- Andrés Roca Rey on the cover of Les Cahiers du Cinéma, March 6, 2025
- Born: Andrés Roca Rey Valdez October 21, 1996 (age 29) Lima, Peru
- Occupation: Bullfighter
- Years active: 2008–present
- Website: https://rocarey.info/

= Andrés Roca Rey =

Peruvian bullfighter (born 1996)

Andrés Roca Rey, also known simply as Roca Rey, is a Peruvian matador.

He is the younger brother of Fernando Roca Rey, also a matador. His uncle, José Antonio, was a rejoneador, and his grandfather worked in bullfighting administration in Lima.

== Career and awards ==
Roca Rey's career began in 2008 in a bout against his first calf; he trained throughout Latin America and Europe before being "confirmed" as a full matador in 2016.

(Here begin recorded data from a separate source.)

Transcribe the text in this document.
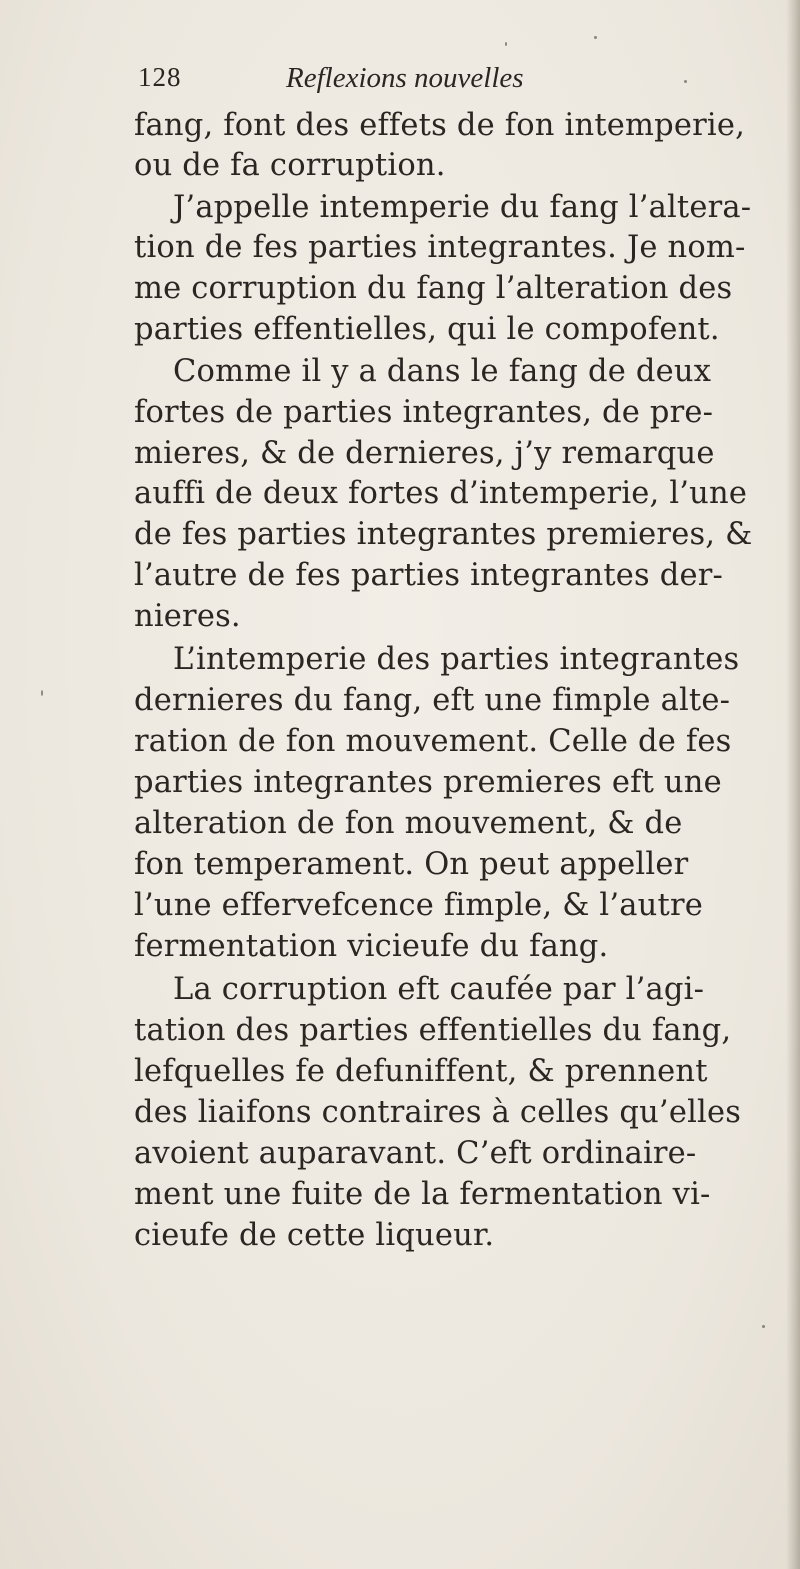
128	Reflexions nouvelles
fang, font des effets de fon intemperie,
ou de fa corruption.
J’appelle intemperie du fang l’altera-
tion de fes parties integrantes. Je nom-
me corruption du fang l’alteration des
parties effentielles, qui le compofent.
Comme il y a dans le fang de deux
fortes de parties integrantes, de pre-
mieres, & de dernieres, j’y remarque
auffi de deux fortes d’intemperie, l’une
de fes parties integrantes premieres, &
l’autre de fes parties integrantes der-
nieres.
L’intemperie des parties integrantes
dernieres du fang, eft une fimple alte-
ration de fon mouvement. Celle de fes
parties integrantes premieres eft une
alteration de fon mouvement, & de
fon temperament. On peut appeller
l’une effervefcence fimple, & l’autre
fermentation vicieufe du fang.
La corruption eft caufée par l’agi-
tation des parties effentielles du fang,
lefquelles fe defuniffent, & prennent
des liaifons contraires à celles qu’elles
avoient auparavant. C’eft ordinaire-
ment une fuite de la fermentation vi-
cieufe de cette liqueur.
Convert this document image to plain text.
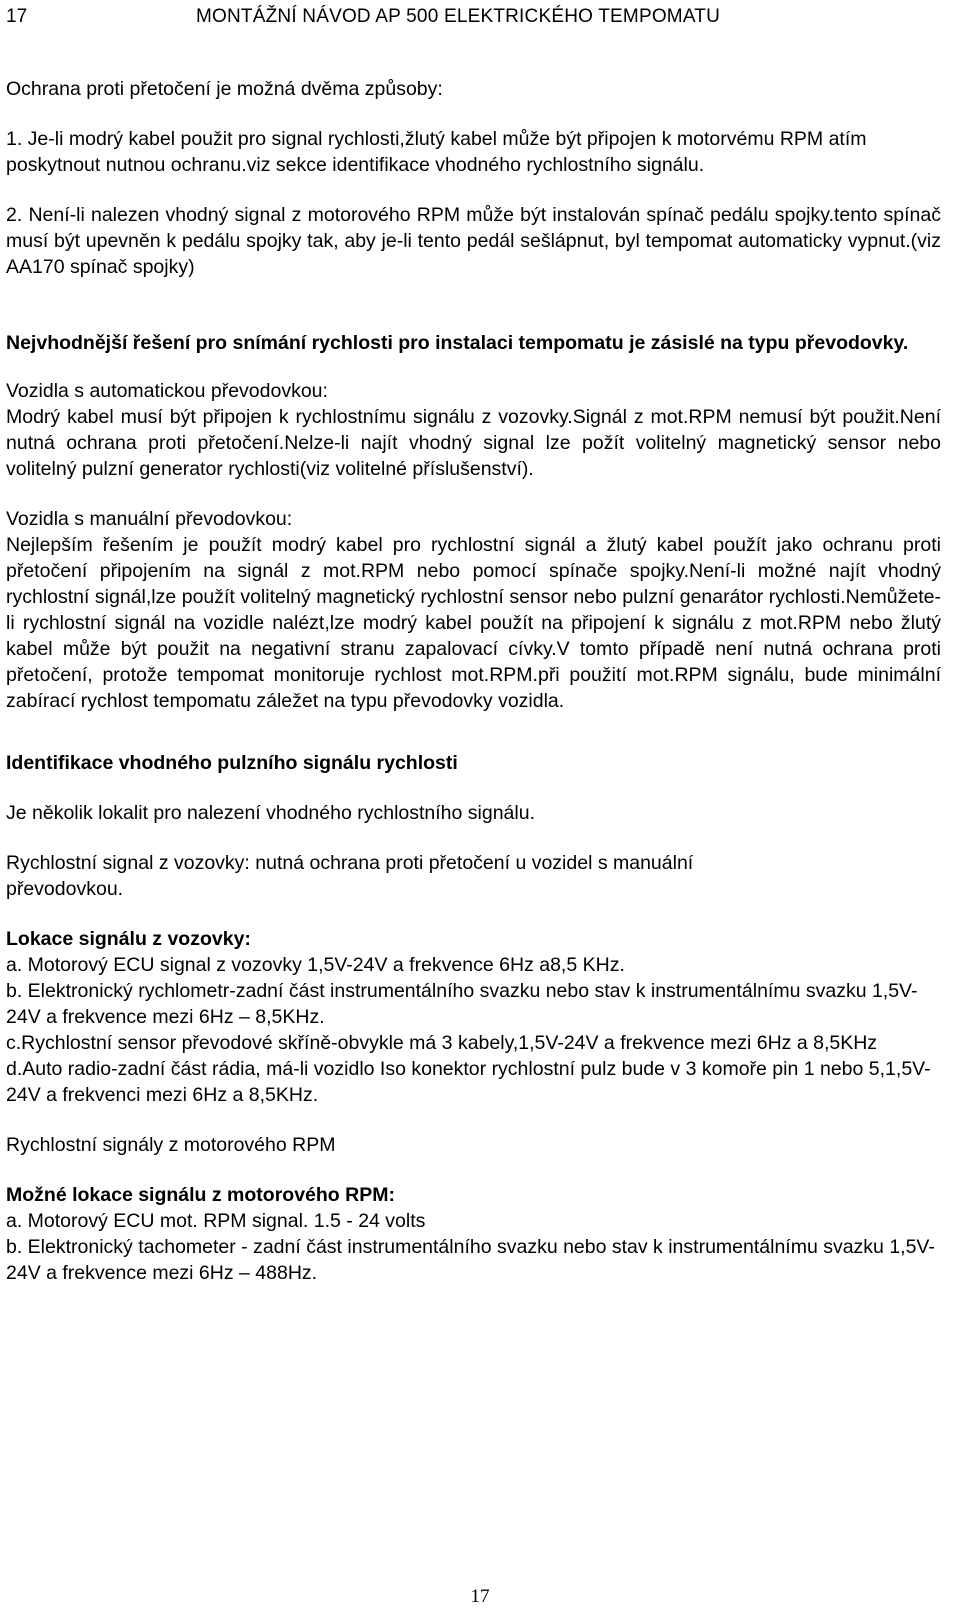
17	MONTÁŽNÍ NÁVOD AP 500 ELEKTRICKÉHO TEMPOMATU

Ochrana proti přetočení je možná dvěma způsoby:

1. Je-li modrý kabel použit pro signal rychlosti,žlutý kabel může být připojen k motorvému RPM atím poskytnout nutnou ochranu.viz sekce identifikace vhodného rychlostního signálu.

2. Není-li nalezen vhodný signal z motorového RPM může být instalován spínač pedálu spojky.tento spínač musí být upevněn k pedálu spojky tak, aby je-li tento pedál sešlápnut, byl tempomat automaticky vypnut.(viz AA170 spínač spojky)

Nejvhodnější řešení pro snímání rychlosti pro instalaci tempomatu je zásislé na typu převodovky.

Vozidla s automatickou převodovkou:

Modrý kabel musí být připojen k rychlostnímu signálu z vozovky.Signál z mot.RPM nemusí být použit.Není nutná ochrana proti přetočení.Nelze-li najít vhodný signal lze požít volitelný magnetický sensor nebo volitelný pulzní generator rychlosti(viz volitelné příslušenství).

Vozidla s manuální převodovkou:

Nejlepším řešením je použít modrý kabel pro rychlostní signál a žlutý kabel použít jako ochranu proti přetočení připojením na signál z mot.RPM nebo pomocí spínače spojky.Není-li možné najít vhodný rychlostní signál,lze použít volitelný magnetický rychlostní sensor nebo pulzní genarátor rychlosti.Nemůžete-li rychlostní signál na vozidle nalézt,lze modrý kabel použít na připojení k signálu z mot.RPM nebo žlutý kabel může být použit na negativní stranu zapalovací cívky.V tomto případě není nutná ochrana proti přetočení, protože tempomat monitoruje rychlost mot.RPM.při použití mot.RPM signálu, bude minimální zabírací rychlost tempomatu záležet na typu převodovky vozidla.

Identifikace vhodného pulzního signálu rychlosti

Je několik lokalit pro nalezení vhodného rychlostního signálu.

Rychlostní signal z vozovky: nutná ochrana proti přetočení u vozidel s manuální

převodovkou.

Lokace signálu z vozovky:

a. Motorový ECU signal z vozovky 1,5V-24V a frekvence 6Hz a8,5 KHz.

b. Elektronický rychlometr-zadní část instrumentálního svazku nebo stav k instrumentálnímu svazku 1,5V-24V a frekvence mezi 6Hz – 8,5KHz.

c.Rychlostní sensor převodové skříně-obvykle má 3 kabely,1,5V-24V a frekvence mezi 6Hz a 8,5KHz

d.Auto radio-zadní část rádia, má-li vozidlo Iso konektor rychlostní pulz bude v 3 komoře pin 1 nebo 5,1,5V-24V a frekvenci mezi 6Hz a 8,5KHz.

Rychlostní signály z motorového RPM

Možné lokace signálu z motorového RPM:

a. Motorový ECU mot. RPM signal. 1.5 - 24 volts

b. Elektronický tachometer - zadní část instrumentálního svazku nebo stav k instrumentálnímu svazku 1,5V-24V a frekvence mezi 6Hz – 488Hz.

17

Throughout the 2010s and 2020s Roca Rey received many distinctions in bullfighting. He won the Fallas twice. He has several times won the "Golden Scapular" prize in the annual Lord of Miracles festival and bullfighting competition in his hometown of Lima. On Ash Wednesday 2026, he had an audience at the Vatican with Pope Leo XIV, who also similarly at one time in Peru.

== In media ==
Roca Rey was interviewed for The Critic magazine in 2021 by Christopher North, where he was called "arguably the best torero in the world, and unarguably the most popular." He received similar praise from North In 2022 and 2024. He has also garnered coverage in La Repubblica and Le Journal du Dimanche for bringing young people to bullfighting and defending the sport.

Roca Rey was the subject of a 2024 documentary film called Afternoons of Solitude (Tardes de soledad) by film director Albert Serra. Afternoons was awarded the Feroz Zinemaldia Award and the Golden Shell for best film at the San Sebastián International Film Festival in 2024.